1.6.4. Iluminación
Como norma general se ha dotado a cada espacio de ventanas con la orientación más adecuada para captar la luz solar mas indicada a cada tipo de trabajo. La disposición de las luminarias dentro de cada espacio atiende a la posición de estas ventanas, distribuyéndose en diferentes circuitos que permiten iluminar cada zona según sus necesidades dejan de estar cubiertas por la luz diurna (dependiendo de su cercanía con las ventanas).

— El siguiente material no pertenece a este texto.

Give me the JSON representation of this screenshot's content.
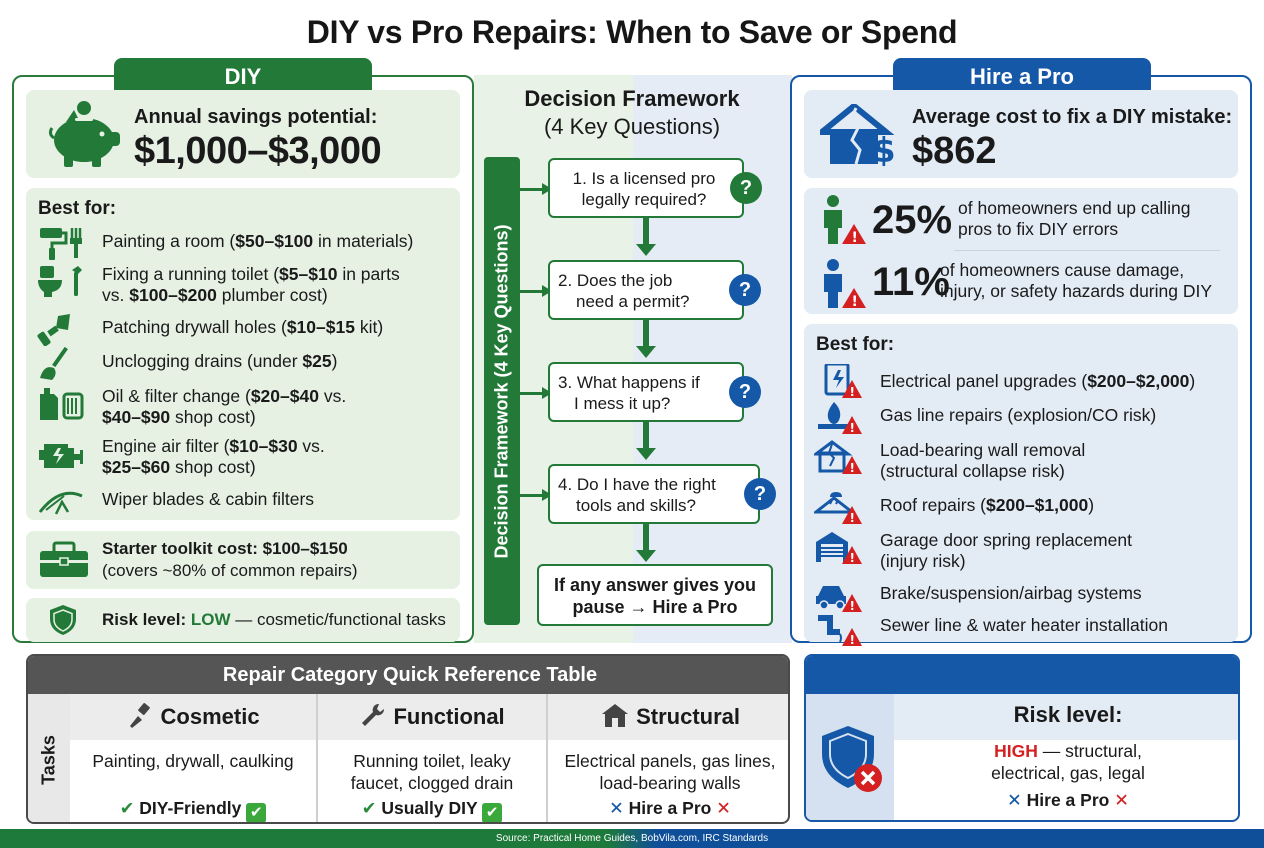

Así se asegura una iluminación uniforme y cómoda en cada espacio, que se refuerza puntualmente allí donde es preciso con luminarias individuales, fáciles de ubicar pues los puntos de toma, como se ha descrito más arriba, se distribuyen generosamente por el suelo.
Talleres
Dieciséis luminarias directas se distribuyen en cuatro circuitos que aseguran la cantidad de luxes necesaria en el plano de trabajo. Otros dos circuitos se utilizan para proyectores orientados hacia el techo que dotan de iluminación indirecta al espacio.
Biblioteca
Un gran ventanal se abre en la fachada NE, aportando iluminación natural uniforme durante casi todo el día y todo el año. Para evitar la entrada directa del sol en las mañanas (en un ángulo en cualquier caso muy rasante) se utiliza un vidrio con tratamiento de control solar.
Los puestos de lectura de la sala se ordenan perpendicularmente al ventanal, para conseguir el máximo aprovechamiento de la luz solar. Las mesas cuentan con luminarias individuales.
Existen además tres circuitos de focos dispuestos longitudinalmente que, dirigiendo sus haces de luz hacia el techo, aportan una cómoda iluminación difusa de relleno.